FBR chief agrees on 5% sales tax on major export industries.


Express July 09, 2011

KARACHI:


Federal Board of Revenue (FBR) Chairman Salman Siddique has agreed that sales tax on domestic sales of five zero-rated industries will be imposed at a reduced and uniform rate of five per cent and said the government was considering removing sales tax on machinery import. The five sectors are textile, leather, sports goods, surgical instruments and carpets.


“A scheme allowing post-dated cheques is also under consideration with the help of business representatives,” said Siddique while speaking to businessmen at the Federation of Pakistan Chambers of Commerce and Industry (FPCCI) on Saturday. Senior tax officials also accompanied the FBR chief during the visit.

He announced that Pakistan Automated Computerised Clearance System, a speedy cargo clearance system, would continue, rejecting reports that talks between software supplier Agility and FBR on clearance of dues and purchase of the software had been unsuccessful.

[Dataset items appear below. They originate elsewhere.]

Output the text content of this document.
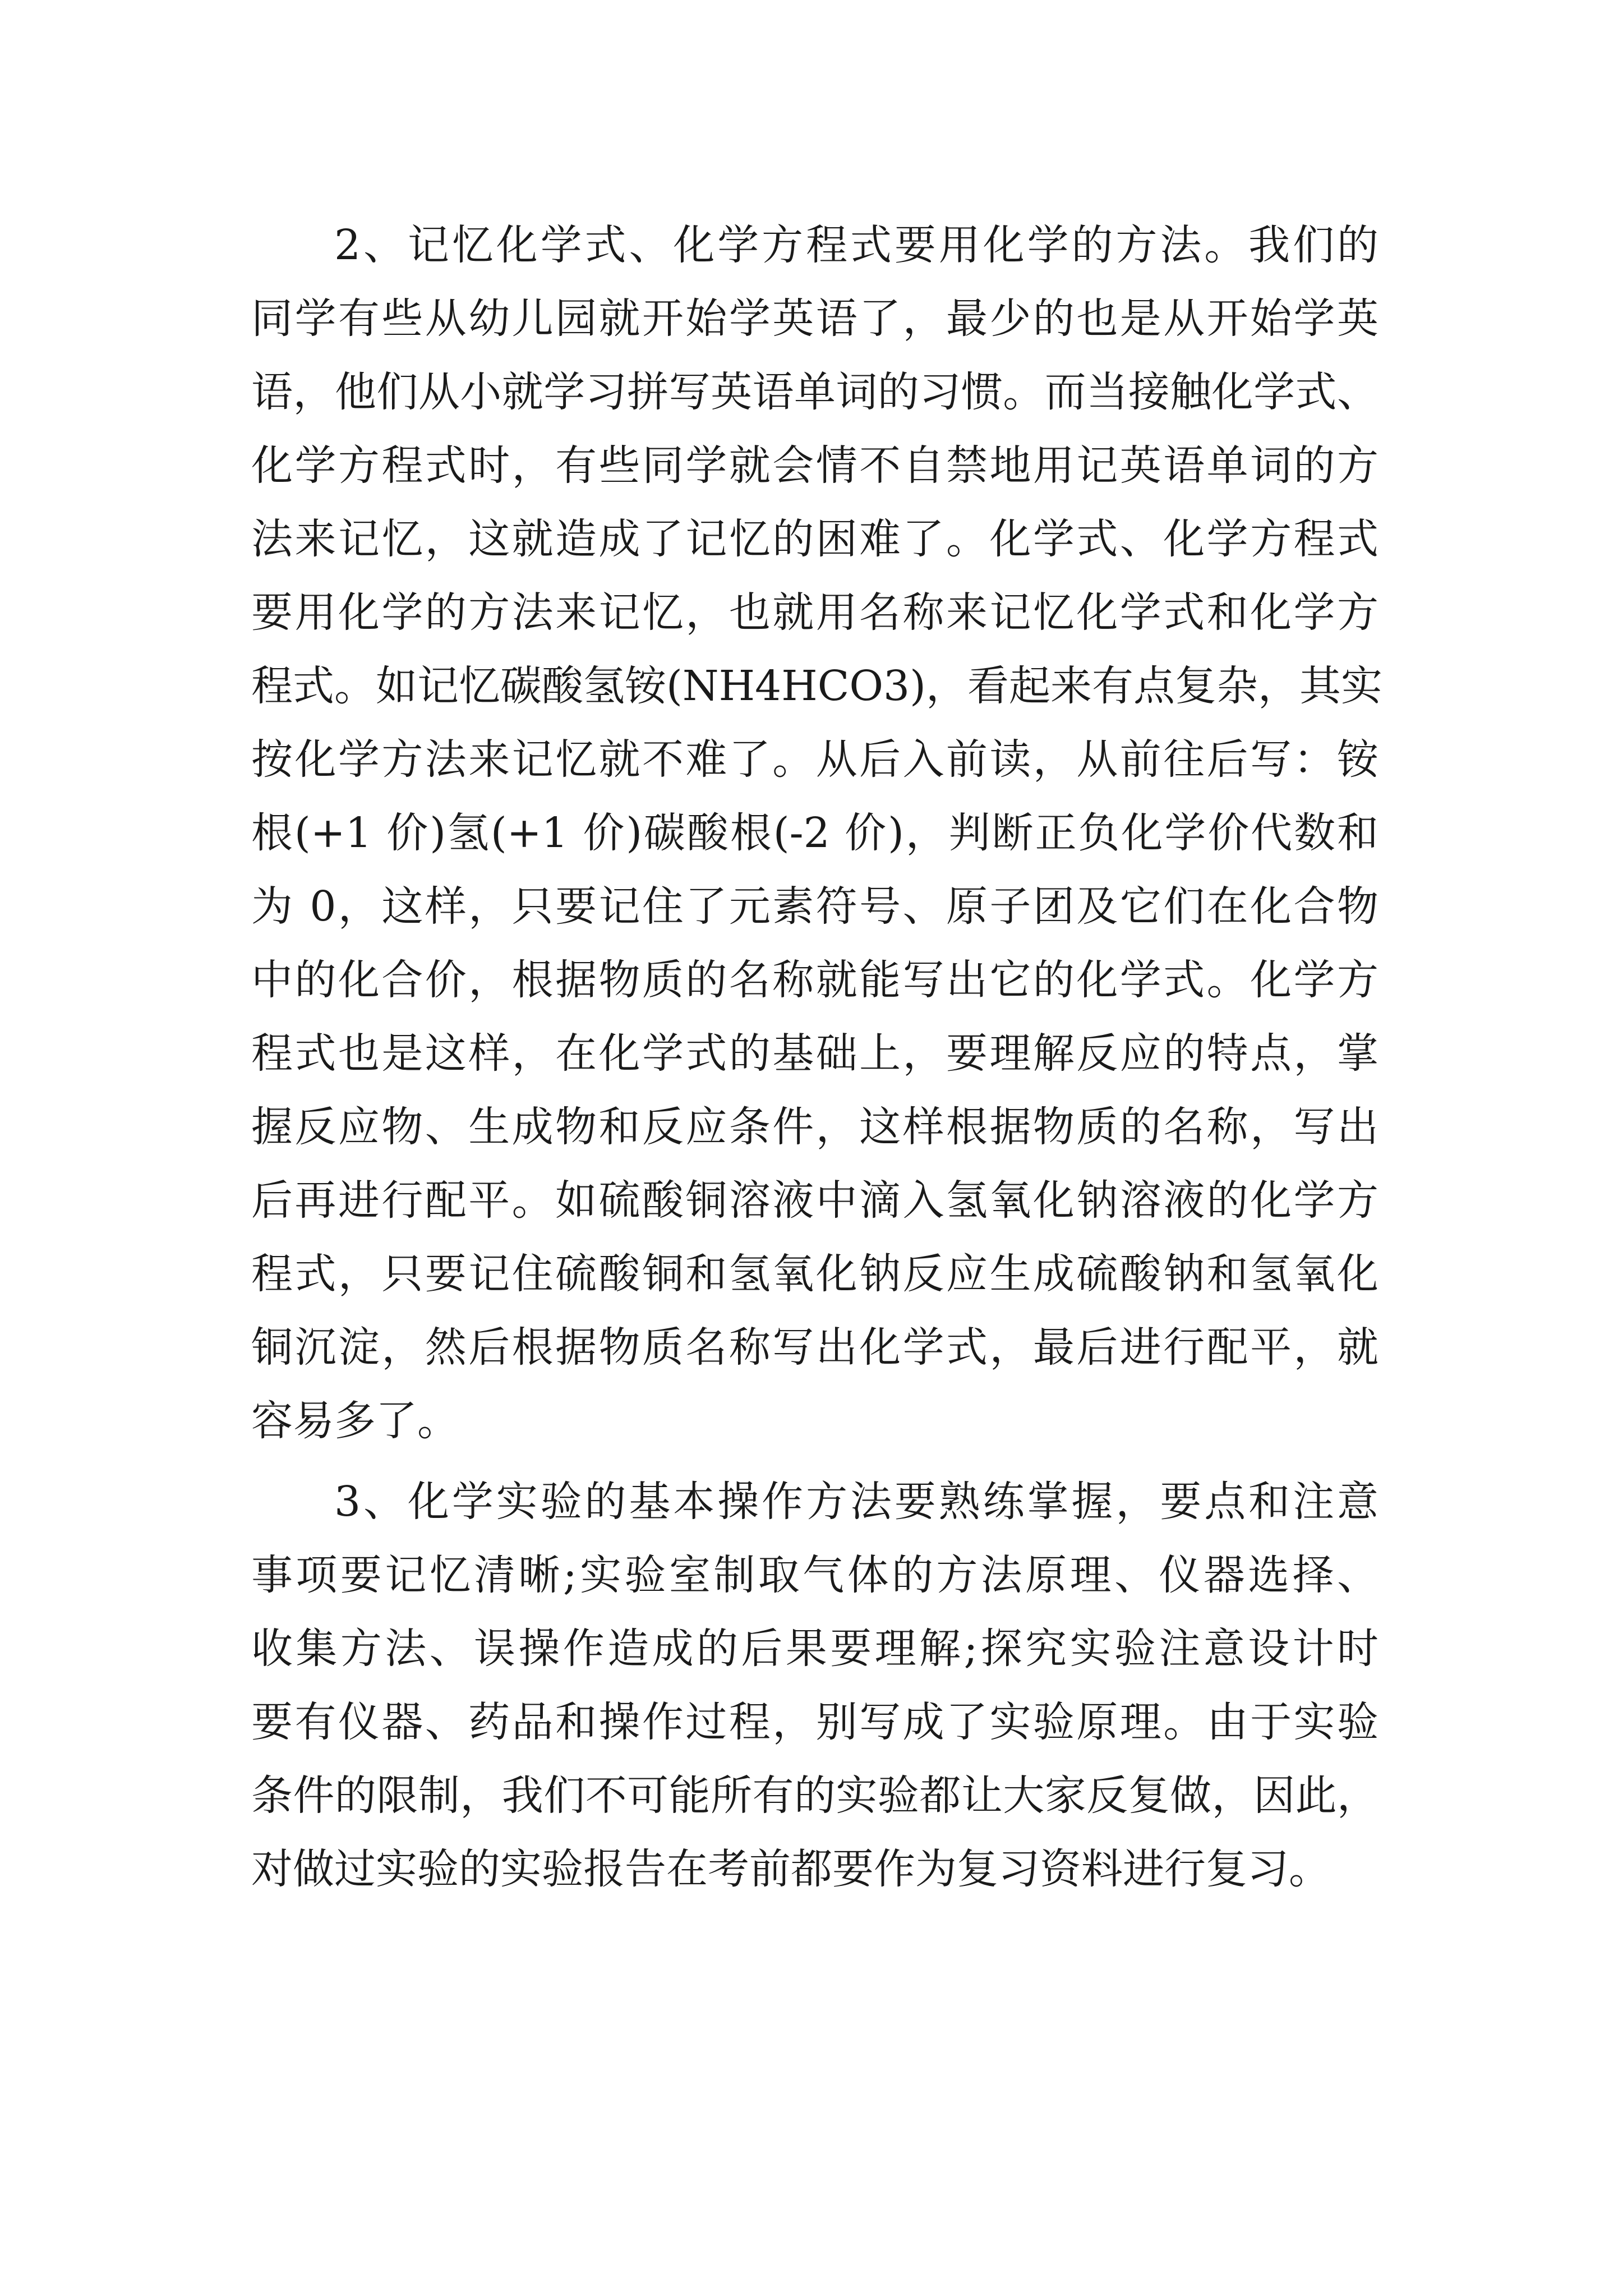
2、记忆化学式、化学方程式要用化学的方法。我们的
同学有些从幼儿园就开始学英语了，最少的也是从开始学英
语，他们从小就学习拼写英语单词的习惯。而当接触化学式、
化学方程式时，有些同学就会情不自禁地用记英语单词的方
法来记忆，这就造成了记忆的困难了。化学式、化学方程式
要用化学的方法来记忆，也就用名称来记忆化学式和化学方
程式。如记忆碳酸氢铵(NH4HCO3)，看起来有点复杂，其实
按化学方法来记忆就不难了。从后入前读，从前往后写：铵
根(+1 价)氢(+1 价)碳酸根(-2 价)，判断正负化学价代数和
为 0，这样，只要记住了元素符号、原子团及它们在化合物
中的化合价，根据物质的名称就能写出它的化学式。化学方
程式也是这样，在化学式的基础上，要理解反应的特点，掌
握反应物、生成物和反应条件，这样根据物质的名称，写出
后再进行配平。如硫酸铜溶液中滴入氢氧化钠溶液的化学方
程式，只要记住硫酸铜和氢氧化钠反应生成硫酸钠和氢氧化
铜沉淀，然后根据物质名称写出化学式，最后进行配平，就
容易多了。
3、化学实验的基本操作方法要熟练掌握，要点和注意
事项要记忆清晰;实验室制取气体的方法原理、仪器选择、
收集方法、误操作造成的后果要理解;探究实验注意设计时
要有仪器、药品和操作过程，别写成了实验原理。由于实验
条件的限制，我们不可能所有的实验都让大家反复做，因此，
对做过实验的实验报告在考前都要作为复习资料进行复习。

He also agreed to accept FPCCI’s valuation certificate and said issues of buyer’s responsibility for any irregularity or unlawful activity of the supplier would also be resolved.

He said he would review issues like tax on tax at import and supply stages and deduction of withholding tax on export of rice. Duty on dyes would be levied at a uniform rate, he said in response to suggestion of a uniform tax rate of five per cent.



Published in The Express Tribune, July 10th, 2011.